The learning continued in non-conventional ways as Dr. Penny Morrill, biographer and pre-Columbian art history professor at George Mason University, delivered a presentation on William Spratling, a silver designer who rejuvenated Mexico’s silver industry, and who doubled as onetime landlord to William Faulkner. Then there was Chris Baty, founder of National Novel Writers Month – or NaNoWriMo for short – who traveled from San Francisco to tout the joys and frustrations of writing a full-length work in one month, and to share literary successes. NaNoWriMo challenges participants to write 50,000 words each every November, and has grown since its 1999 inception to 300,000 writers in 90 countries.
The conference wasn’t all literature shoptalk. It is titled Words & Music, after all. On Thursday, the conference’s official opening night, conference participants stumbled a few blocks from the hotel to James and DeSalvo’s home. Once inhabited by William Faulkner, the ground floor presently houses Faulkner House Books. James and DeSalvo’s upstairs residence overlooks St. Louis Cathedral.
The conference culminated with a gala immediately following the annual meeting, also at the hotel, with dinner, speeches, and dancing. This year’s featured speakers were New Orleans author, entrepreneur, and entertainer Morgan Molthrop and Texas-hailing “Pulpwood Queen” Kathy Murphy. Donning a fine tiara, Murphy shared the origin story of Pulpwood Queen and Timber Guy Reading Nation, her book promotion factory, which has 700 affiliated book clubs across the U.S.; and of Girlfriend Weekend, Murphy’s annual Pulpwood Queen Book Festival.
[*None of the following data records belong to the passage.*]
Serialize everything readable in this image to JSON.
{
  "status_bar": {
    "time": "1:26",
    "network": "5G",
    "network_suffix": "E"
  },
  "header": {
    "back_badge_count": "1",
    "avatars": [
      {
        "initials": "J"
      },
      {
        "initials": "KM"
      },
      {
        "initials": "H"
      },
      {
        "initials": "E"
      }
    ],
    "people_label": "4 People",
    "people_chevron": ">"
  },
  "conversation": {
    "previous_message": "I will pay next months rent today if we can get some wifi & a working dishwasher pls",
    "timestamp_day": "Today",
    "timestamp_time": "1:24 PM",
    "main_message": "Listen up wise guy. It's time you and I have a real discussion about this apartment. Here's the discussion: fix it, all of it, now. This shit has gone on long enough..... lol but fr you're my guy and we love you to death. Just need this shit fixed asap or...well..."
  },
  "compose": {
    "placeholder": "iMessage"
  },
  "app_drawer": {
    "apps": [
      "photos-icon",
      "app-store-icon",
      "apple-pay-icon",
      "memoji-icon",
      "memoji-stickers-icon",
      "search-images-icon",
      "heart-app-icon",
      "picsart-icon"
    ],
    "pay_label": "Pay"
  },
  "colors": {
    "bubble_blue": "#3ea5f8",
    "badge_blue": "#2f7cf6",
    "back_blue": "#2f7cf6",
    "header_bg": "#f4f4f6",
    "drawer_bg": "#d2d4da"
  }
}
Each year, the Words & Music Conference presents ALIHOT Awards, to celebrate writers who qualify as legends in their own time. James took the name from one of her former journalism colleagues, New Orleans police reporter Jack Dempsey, who signed his dispatches: “ALIHOT: A Legend in His Own Time.” This year’s ALIHOT winners were Yuri Herrera for fiction, Nancy Isenberg for history, and Christina Vella for biography.
The conference brings regulars from Norway and both U.S. coasts who write, edit and publish. On Saturday of this year’s event, The New Orleans Book Festival competed for Louisiana’s attention, which Words & Music so richly deserves.
Words & Music wrapped Sunday morning, with panels including one on spec fiction, where the topic of dystopian novels arose. From the audience, Rosemary James shared the following insight about New Orleans’ reaction to its intimate relationship with water-borne catastrophe: “New Orleans is afraid of water. There are only one or two places where you can get a drink while facing the river. It’s as if the city is turning its back on its greatest fear.”
Indeed. But if this conference makes one thing clear, it’s that New Orleans hides from so little, putting all the rest out there for us to read, celebrate and dance to.